I think that the present generation has lost the capacity to mourn rightfully. To mourn means to grieve over a death. To mourn implies that something has died. For those who seek the Kingdom of God and long for righteousness, the death of truth and justice on the streets elicits intense grief and mourning. The mourners are the ones who stand in the gap; they are the intercessors; and, where there is the absence of true mourners, judgment is imminent (Isaiah 59:14-16).

In his letter to the Corinthians, Paul rebukes the Church for being puffed up rather than mourning over sin in the camp (1Cor.5:1). Grace is not an excuse for licentiousness (Jude 1:4). The truth is that Grace teaches us to say “no” to worldly lusts and to live godly and righteous lives in this world (Tit.2:12). Grace doesn’t teach us to overlook, ignore, or tolerate sin. It teaches us to love sinners; but, that love breaks our heart with grief over the state of sinners, because sin means death. When values die, it is not just the case that values die; people die as well. Therefore, the mourning is two-fold: over the loss of justice in the world and over the fall of the people away from God.

A powerful picture is painted for us in the book of Ezekiel chapter 9.
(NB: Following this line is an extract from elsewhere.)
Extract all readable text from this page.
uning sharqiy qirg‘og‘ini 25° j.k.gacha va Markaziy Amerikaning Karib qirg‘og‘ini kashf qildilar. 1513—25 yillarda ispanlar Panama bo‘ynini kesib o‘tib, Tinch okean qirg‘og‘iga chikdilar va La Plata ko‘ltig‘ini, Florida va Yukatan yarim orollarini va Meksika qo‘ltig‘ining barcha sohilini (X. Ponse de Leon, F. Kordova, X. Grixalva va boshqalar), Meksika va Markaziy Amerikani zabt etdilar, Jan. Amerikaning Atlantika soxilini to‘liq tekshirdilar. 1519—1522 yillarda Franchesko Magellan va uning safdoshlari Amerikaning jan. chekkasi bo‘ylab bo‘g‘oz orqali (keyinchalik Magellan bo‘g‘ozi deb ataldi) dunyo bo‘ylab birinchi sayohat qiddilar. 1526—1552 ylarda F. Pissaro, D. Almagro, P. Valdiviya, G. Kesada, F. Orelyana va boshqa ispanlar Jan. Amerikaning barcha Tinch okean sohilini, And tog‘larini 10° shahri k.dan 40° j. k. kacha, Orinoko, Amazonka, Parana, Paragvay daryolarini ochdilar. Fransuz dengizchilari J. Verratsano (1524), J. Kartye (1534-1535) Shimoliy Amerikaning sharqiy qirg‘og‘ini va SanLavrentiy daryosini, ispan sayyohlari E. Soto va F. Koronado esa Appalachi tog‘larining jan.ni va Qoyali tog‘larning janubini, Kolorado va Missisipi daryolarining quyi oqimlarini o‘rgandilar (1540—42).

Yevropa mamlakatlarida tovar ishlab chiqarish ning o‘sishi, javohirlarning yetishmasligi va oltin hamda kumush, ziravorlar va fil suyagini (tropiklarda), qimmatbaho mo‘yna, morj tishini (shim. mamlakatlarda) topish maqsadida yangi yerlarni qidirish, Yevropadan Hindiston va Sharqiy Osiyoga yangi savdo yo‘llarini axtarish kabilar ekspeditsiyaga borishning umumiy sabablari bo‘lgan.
Then He called out in my hearing with a loud voice, saying, “Let those who have charge over the city draw near, each with a deadly weapon in his hand.” And suddenly six men came from the direction of the upper gate, which faces north, each with his battle-ax in his hand. One man among them was clothed with linen and had a writer’s inkhorn at his side. They went in and stood beside the bronze altar. Now the glory of the God of Israel had gone up from the cherub, where it had been, to the threshold of the temple. And He called to the man clothed with linen, who had the writer’s inkhorn at his side; and the LORD said to him, “Go through the midst of the city, through the midst of Jerusalem, and put a mark on the foreheads of the men who sigh and cry over all the abominations that are done within it.” To the others He said in my hearing, “Go after him through the city and kill; do not let your eye spare, nor have any pity. “Utterly slay old and young men, maidens and little children and women; but do not come near anyone on whom is the mark; and begin at My sanctuary.” So they began with the elders who were before the temple. (Eze 9:1-6 NKJ)

One must not forget that if God expects anyone to mourn, it is the people of the sanctuary, the people of God. But, when God’s people lose their capacity to mourn over sin, when salt loses its saltiness, then hope is distant, and judgment begins at the house of God (1Pet.4:17).

To mourn implies to weep bitterly because of the evil that sin brings on those who reject God. Jesus wept over Jerusalem when He drew close to it and saw it (Luke 19:41) because He knew what evil its rebelliousness was going to bring upon it. There was a reason why Jesus was so violent against sin in the Temple and why His words were so red-scorching against the Pharisees. The reason was because Jesus was full of Grace and Truth and He loved people truly and came to save them. Any modern preacher of grace who is so caught up with grace that he loses sensitivity to grieve and mourn over sin, doesn’t know the true Grace of Christ. The true Grace of Christ knows the price of sin; it is a weeping grace; it is also a violent grace that will snatch the sinner from the flames of fire (Jude 1:23). Those who truly know God cannot but mourn over sin; and blessed are those who mourn, for they shall be comforted.